Club members give back to those less fortunate at One Hot Meal program

IST members serve food for One Hot Meal program

Penn State Scranton IST Club members and Fred Aebli, IST lecturer and program co-coordinator, recently volunteered at the One Hot Meal program at St. Stanislaus Cathedral in South Scranton. Preparing takeout containers at the program are, clockwise from bottom left, Skyler Santiago, Tom Miller, Bailey Rumsford and Luke Andrukitis.

Credit: Fred Aebli

Clubs play an integral role in campus life at Penn State Scranton. But they also make their presence felt out in the community at large, as students in the campus IST (Information Sciences and Technology) Club recently demonstrated.

A few Saturdays ago, IST Club members Tom Miller, Luke Andrukitis, Sklyer Santiago and Bailey Rumsford spent a few hours volunteering at the One Hot Meal program at the St. Stanislaus Cathedral Youth Center in South Scranton.

Started more than a decade ago, One Hot Meal takes place the first Saturday of every month and is open to any person in need of a meal, fellowship or both. The program has grown over time to include a food pantry that’s affiliated with the Weinberg Northeast Regional Food Bank.

“The volunteers are very passionate about our mission and our goals, and it truly means a lot to us when new people want to be a part of our program,” said Carol Nasser, the program’s coordinator.

Fred Aebli, IST lecturer and program co-coordinator, has been a One Hot Meal volunteer for many years and thought it would be a great service opportunity for the club.
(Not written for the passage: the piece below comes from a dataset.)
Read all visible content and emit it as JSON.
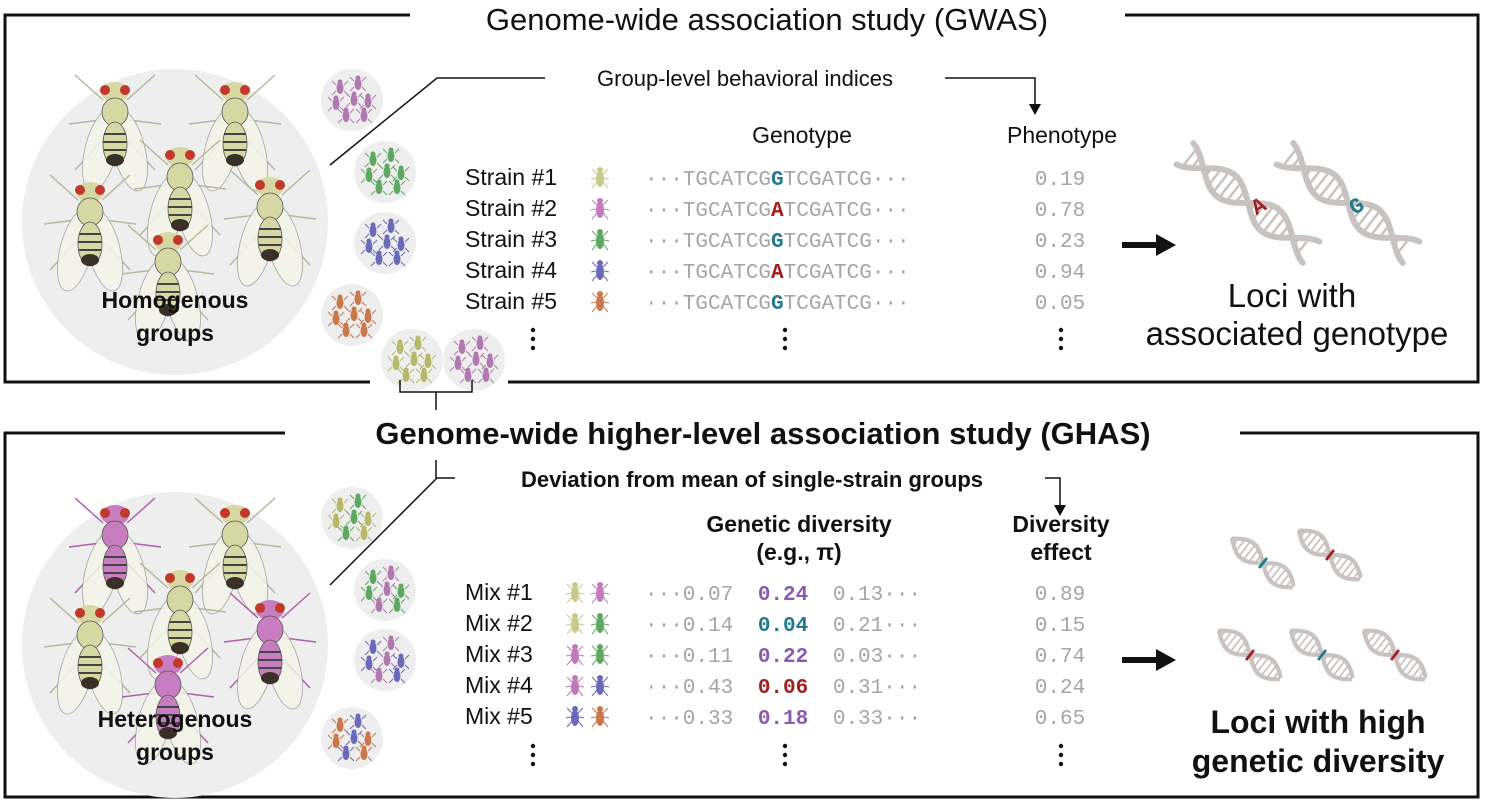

He first broached the idea with club members back in the fall, but busy schedules made it difficult to coordinate. Finally, Miller, Andrukitis, Santiago and Rumsford were able to come out to the program’s April meal.

Aebli and the students arrived early at St. Stanislaus to set up tables and place settings. From there, they moved into the kitchen to assist with a number of chores, from moving equipment to opening cans to packing 50-plus takeout containers with the day’s meal – ham, green beans, potatoes, sweet potatoes and a cookie.

“We were then allowed to have them help out on the food line, where they got to meet and interact with the visitors,” Aebli said. 

For Miller, it was a deeply fulfilling experience.

“It was very rewarding to help out people who need it,” he said. “And the fact that we were there and showed that we cared I think meant a lot, not only to those receiving the food but also those who were volunteering as well. I would love to continue helping out with it because it was a very positive experience and a good time.”

Nasser said she received a lot of positive feedback about the students from the other volunteers.

“The students seemed to fit right in. They were so friendly and polite,” she said. “Their motivation and enthusiasm were very evident, and it was remarkable to see them take the initiative to help out in any way necessary. They are welcome anytime!”

Aebli said he’s committed to having the club members return to One Hot Meal in the fall. In his view, it’s extremely important to expose them to these types of experiences, because they’ll in turn become more caring and compassionate adults.

“Too often, we don’t realize how ‘close this is’ to us.  We drive through neighborhoods and downtown areas not realizing we are among those who have been tossed a curve ball in life,” Aebli said.

“The one thing they learned was that these are not ‘bums,’ but people much like them. Some were injured and lost a job, some simply alone, and others who lost their way along with their family. Everyone needs help, and just maybe we lend that helping hand to that person and they then turn around and do the same. Then it keeps paying forward.”